By Evan Lee, Caroline Gordon, and Kathleen Moore

Local legislators visited FSU to discuss their political experience and answer questions Oct. 10

Yvonne Spicer – Mayor of the City of Framingham

Oftentimes, you hear, “Women have to be asked many times to run for office.” No, I didn’t need to be asked many times. I knew that I could bring something, and that’s what made me decide to run for this office. I felt I could bring something valuable to this community from what I’ve learned professionally over the last 30 years that I think would be really terrific in our new city – a city that I love. I’ve lived here for 35 years, I’ve had different jobs, but I’ve never left Framingham.
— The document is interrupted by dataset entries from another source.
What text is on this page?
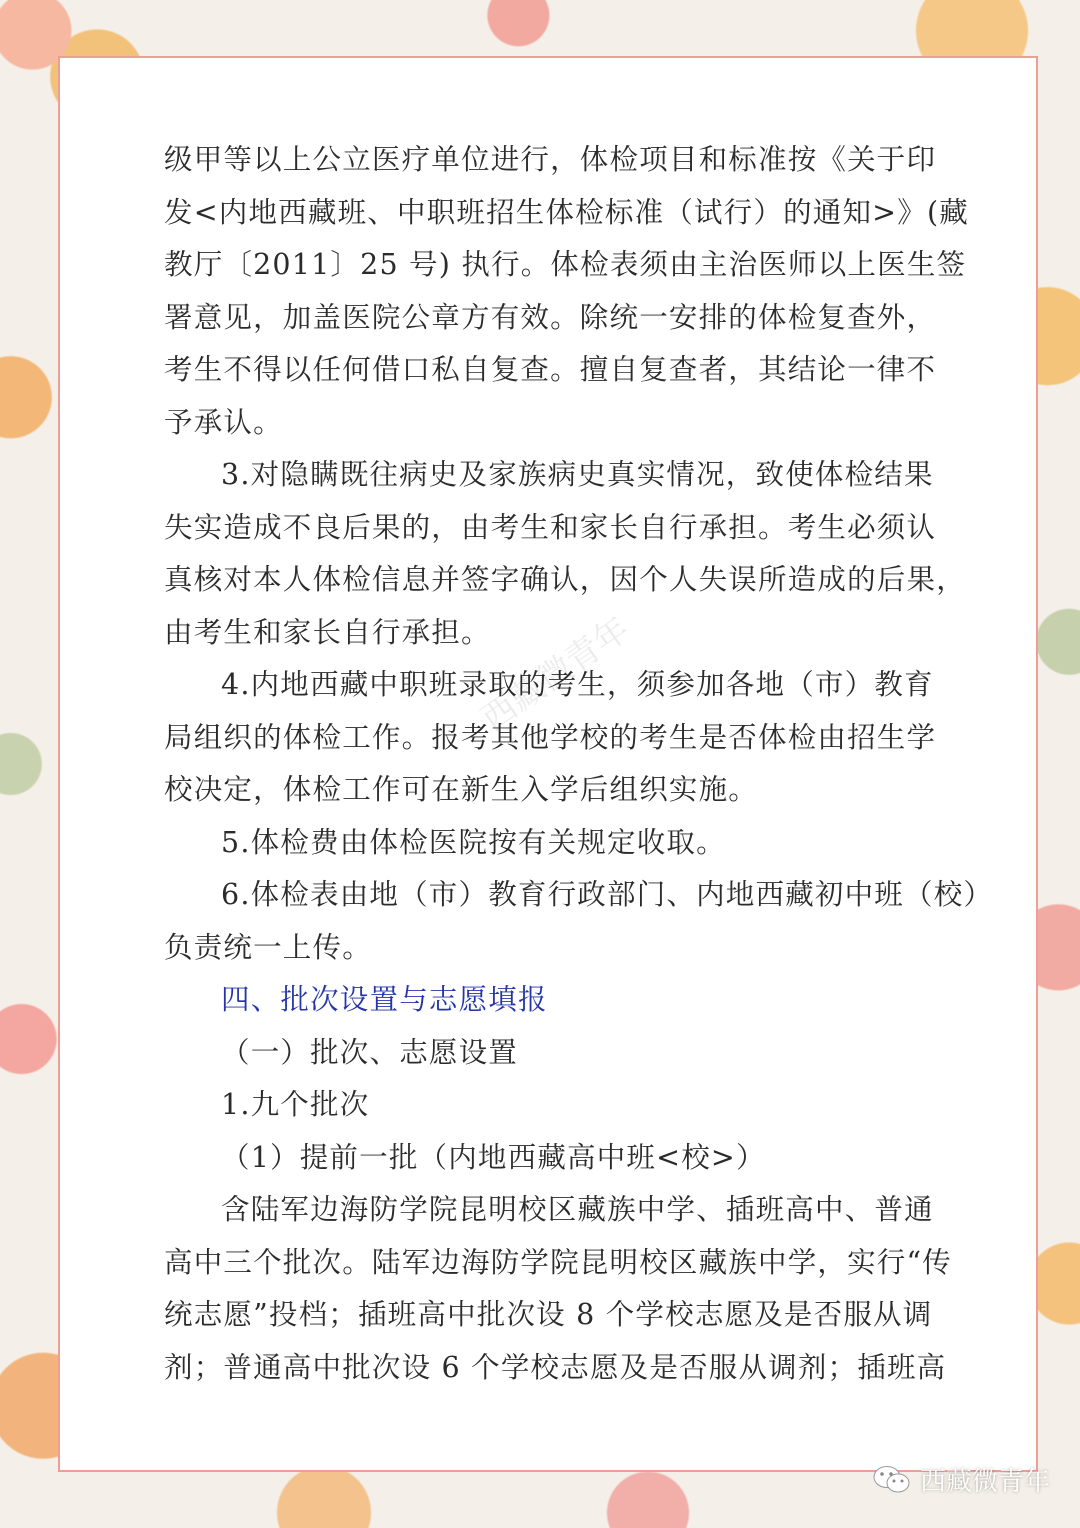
西藏微青年
级甲等以上公立医疗单位进行，体检项目和标准按《关于印
发<内地西藏班、中职班招生体检标准（试行）的通知>》(藏
教厅〔2011〕25 号) 执行。体检表须由主治医师以上医生签
署意见，加盖医院公章方有效。除统一安排的体检复查外，
考生不得以任何借口私自复查。擅自复查者，其结论一律不
予承认。
3.对隐瞒既往病史及家族病史真实情况，致使体检结果
失实造成不良后果的，由考生和家长自行承担。考生必须认
真核对本人体检信息并签字确认，因个人失误所造成的后果，
由考生和家长自行承担。
4.内地西藏中职班录取的考生，须参加各地（市）教育
局组织的体检工作。报考其他学校的考生是否体检由招生学
校决定，体检工作可在新生入学后组织实施。
5.体检费由体检医院按有关规定收取。
6.体检表由地（市）教育行政部门、内地西藏初中班（校）
负责统一上传。
四、批次设置与志愿填报
（一）批次、志愿设置
1.九个批次
（1）提前一批（内地西藏高中班<校>）
含陆军边海防学院昆明校区藏族中学、插班高中、普通
高中三个批次。陆军边海防学院昆明校区藏族中学，实行“传
统志愿”投档；插班高中批次设 8 个学校志愿及是否服从调
剂；普通高中批次设 6 个学校志愿及是否服从调剂；插班高
西藏微青年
Natalie Higgins – Representative for the 4th Worcester District

I ran with a progressive agenda, talking about how to make government work for folks. In my community, a lot of folks were just fed up with government. They didn’t think that elected officials were really listening to them or understood what they were going through, and I leaned into that and I wanted to say, “No – that’s our job.”

Maria Robinson – Representative for the 6th Middlesex District

One of the things that I ran on was climate change. I worked for 10 years in a renewable energy firm, working on different policies around the nation. And what I learned through this process is that Framingham cares a lot about climate change. It’s really exciting to see the number of phone calls and emails I get about that, more than anything else. It’s been a fascinating experience to better understand what the needs of our community are.

Jack Lewis – Representative for the 7th Middlesex District

If you go to school or work at FSU, then you’re our constituents regardless of where you sleep at night. We’re happy to help, we’re happy to put you in touch with the state rep or state senator for where you actually sleep, but we work with people on a whole host of issues – be those internships, unemployment benefits, or state services. Many of us got our start when we were in college, so we’re eager to help folks. So, don’t be shy. We’re your elected officials.

Carmine Gentile – Representative for the 13th Middlesex District

If you were going to college in Germany today, you would have a little less than $200 in administrative expenses – and that’s it. Everything else is free. So, they’ve been doing that since the 1970s. Why can’t we do that here? Well, of course we can. A number of us, and every representative here tonight, are working in the Legislature to lower the costs of higher education with the goal of really making it free for public higher ed.